Many consider Immanuel Kant as one of the most abstruse thinkers of the modern day philosophers. His thoughts were originally in German language that got translated into English, which could have made it somewhat complex.
But many believe that what is more complex are his thoughts as he dealt with some hard-to-explain concepts of human mind and ethics.
This further made the German translation Greek to many, yet understood and well received as one of the most ingenious works in human history.
Not just a philosopher, he even made contributions to the study of astronomy with his predictions over the rotation of Earth.
Even now his thoughts and henceforth his interpretations are debated by Kantian scholars resulting in multiple ideologies.
What they might have failed to understand is that Kant was a simple human being, who is said not to have left his town in his lifetime; he has never gone anywhere away from the outskirts of the Baltic port of Konigsberg, where he spent his life teaching and studying philosophy.
As his concepts were so intrinsic and intricate, there are many discourses that have taken roots from his teachings, making him one of the most abstruse philosophers in history.
But in reality, he must have been a man of uncomplicated, straightforward thoughts and behaviour. What he learnt and taught must be how moral one should be and who should one become through those moral values.
It is our very nature to make assumptions and further complicate things. His studies and findings are vast that it is not possible to compile every ideas in one go.
Thus we will try and deal with the basic tenets of what he believed to be true. Also we will attempt to understand his philosophy leaving behind the philosophical jargon involved mostly, but only when very much required without any inconvenience to our senses of comprehension.
The complex terms that were used by Kant to add more depth to his thoughts also made his text so incomprehensible to many.
There are two realms of senses involved in a human system. One is what we see, feel and realize and the other what is not realized by the senses or something that is very abstract.
Similar to Freud’s concept of ego, Kant believed that there is some sort of entity or power within us that makes us feel things the way we feel it, even without any experience.
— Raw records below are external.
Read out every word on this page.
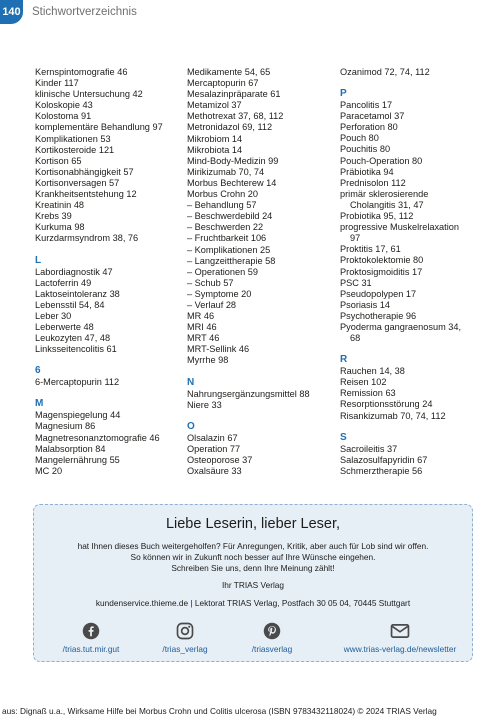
140 Stichwortverzeichnis
Kernspintomografie 46
Kinder 117
klinische Untersuchung 42
Koloskopie 43
Kolostoma 91
komplementäre Behandlung 97
Komplikationen 53
Kortikosteroide 121
Kortison 65
Kortisonabhängigkeit 57
Kortisonversagen 57
Krankheitsentstehung 12
Kreatinin 48
Krebs 39
Kurkuma 98
Kurzdarmsyndrom 38, 76
L
Labordiagnostik 47
Lactoferrin 49
Laktoseintoleranz 38
Lebensstil 54, 84
Leber 30
Leberwerte 48
Leukozyten 47, 48
Linksseitencolitis 61
6
6-Mercaptopurin 112
M
Magenspiegelung 44
Magnesium 86
Magnetresonanztomografie 46
Malabsorption 84
Mangelernährung 55
MC 20
Medikamente 54, 65
Mercaptopurin 67
Mesalazinpräparate 61
Metamizol 37
Methotrexat 37, 68, 112
Metronidazol 69, 112
Mikrobiom 14
Mikrobiota 14
Mind-Body-Medizin 99
Mirikizumab 70, 74
Morbus Bechterew 14
Morbus Crohn 20
– Behandlung 57
– Beschwerdebild 24
– Beschwerden 22
– Fruchtbarkeit 106
– Komplikationen 25
– Langzeittherapie 58
– Operationen 59
– Schub 57
– Symptome 20
– Verlauf 28
MR 46
MRI 46
MRT 46
MRT-Sellink 46
Myrrhe 98
N
Nahrungsergänzungsmittel 88
Niere 33
O
Olsalazin 67
Operation 77
Osteoporose 37
Oxalsäure 33
Ozanimod 72, 74, 112
P
Pancolitis 17
Paracetamol 37
Perforation 80
Pouch 80
Pouchitis 80
Pouch-Operation 80
Präbiotika 94
Prednisolon 112
primär sklerosierende
Cholangitis 31, 47
Probiotika 95, 112
progressive Muskelrelaxation
97
Proktitis 17, 61
Proktokolektomie 80
Proktosigmoiditis 17
PSC 31
Pseudopolypen 17
Psoriasis 14
Psychotherapie 96
Pyoderma gangraenosum 34,
68
R
Rauchen 14, 38
Reisen 102
Remission 63
Resorptionsstörung 24
Risankizumab 70, 74, 112
S
Sacroileitis 37
Salazosulfapyridin 67
Schmerztherapie 56
Liebe Leserin, lieber Leser,
hat Ihnen dieses Buch weitergeholfen? Für Anregungen, Kritik, aber auch für Lob sind wir offen.
So können wir in Zukunft noch besser auf Ihre Wünsche eingehen.
Schreiben Sie uns, denn Ihre Meinung zählt!
Ihr TRIAS Verlag
kundenservice.thieme.de | Lektorat TRIAS Verlag, Postfach 30 05 04, 70445 Stuttgart
/trias.tut.mir.gut	/trias_verlag	/triasverlag	www.trias-verlag.de/newsletter
aus: Dignaß u.a., Wirksame Hilfe bei Morbus Crohn und Colitis ulcerosa (ISBN 9783432118024) © 2024 TRIAS Verlag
In other words we are born with that entity and we are supposed to act and react as dictated by that entity. Freud named it the ego and classified its three different stages during one’s lifetime, but he didn’t seem to talk about any imperative condition there.
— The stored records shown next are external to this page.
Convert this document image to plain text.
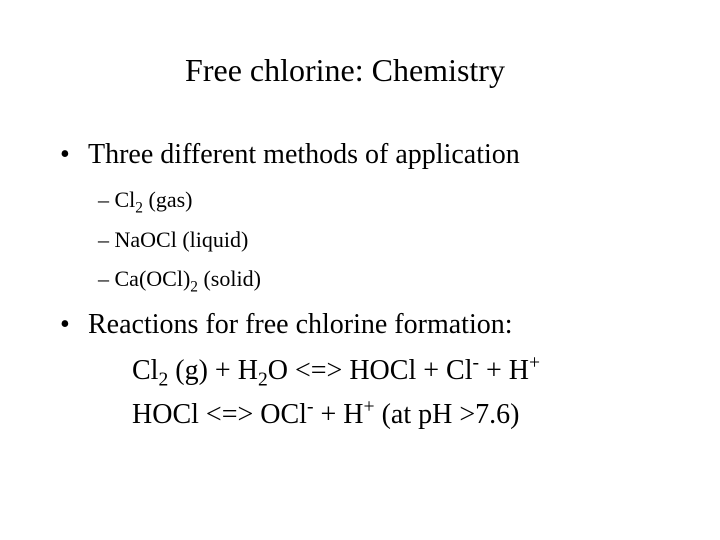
Free chlorine: Chemistry
• Three different methods of application
– $Cl_2$ (gas)
– NaOCl (liquid)
– $Ca(OCl)_2$ (solid)
• Reactions for free chlorine formation:
$Cl_2$ $(g) + H_2O$ <=> HOCl + Cl- + H+
HOCl <=> OCl- + H+ (at pH >7.6)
Kant named that power or entity the categorical imperative. Imperative is something which you are asked to do for sure or ordered to do. For instance, there are certain things that we may do, out of our own will.
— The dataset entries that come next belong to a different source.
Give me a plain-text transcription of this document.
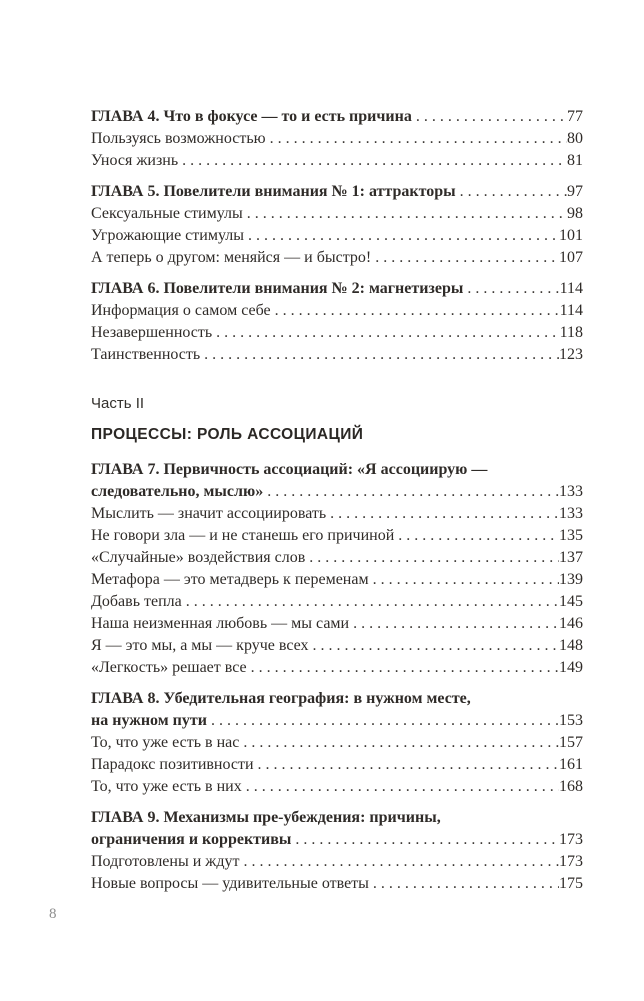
ГЛАВА 4. Что в фокусе — то и есть причина . . .	77
Пользуясь возможностью . . .	80
Унося жизнь . . .	81
ГЛАВА 5. Повелители внимания № 1: аттракторы . . .	97
Сексуальные стимулы . . .	98
Угрожающие стимулы . . .	101
А теперь о другом: меняйся — и быстро! . . .	107
ГЛАВА 6. Повелители внимания № 2: магнетизеры . . .	114
Информация о самом себе . . .	114
Незавершенность . . .	118
Таинственность . . .	123
Часть II
ПРОЦЕССЫ: РОЛЬ АССОЦИАЦИЙ
ГЛАВА 7. Первичность ассоциаций: «Я ассоциирую —
следовательно, мыслю» . . .	133
Мыслить — значит ассоциировать . . .	133
Не говори зла — и не станешь его причиной . . .	135
«Случайные» воздействия слов . . .	137
Метафора — это метадверь к переменам . . .	139
Добавь тепла . . .	145
Наша неизменная любовь — мы сами . . .	146
Я — это мы, а мы — круче всех . . .	148
«Легкость» решает все . . .	149
ГЛАВА 8. Убедительная география: в нужном месте,
на нужном пути . . .	153
То, что уже есть в нас . . .	157
Парадокс позитивности . . .	161
То, что уже есть в них . . .	168
ГЛАВА 9. Механизмы пре-убеждения: причины,
ограничения и коррективы . . .	173
Подготовлены и ждут . . .	173
Новые вопросы — удивительные ответы . . .	175
8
Say, if someone wants to become a lawyer, then it is necessary to attend a law school, which is out of a choice and hence this can be called as a hypothetical imperative, whereas a categorical imperative is a condition by instincts inured deep within the soul.
You may call this the moral values of a human being. Example, everybody can lie but not a very few, because just they can’t do it.
Also he says, one must follow a principle only when it is a universally accepted norm to follow that principle.
Let us take the same example of lying. Lying is not a good deed, but not always. Through lying if a person can save one or more lives from a murderer, it is wise to tell a lie.
Still anyhow, lying is not a good deed.
Thus he says that it is the entity within ourselves that should lead and make us to do things, but not the consequences or benefits of an action. The fundamental concept that makes the entity work within ourselves or the reason that drives us is the mystery, even to Kant.
Finally, why it all became complex is not because Kant is an abstruse philosopher, but because complexity is the way things around us work from a speck of an atom to the entirety of this universe.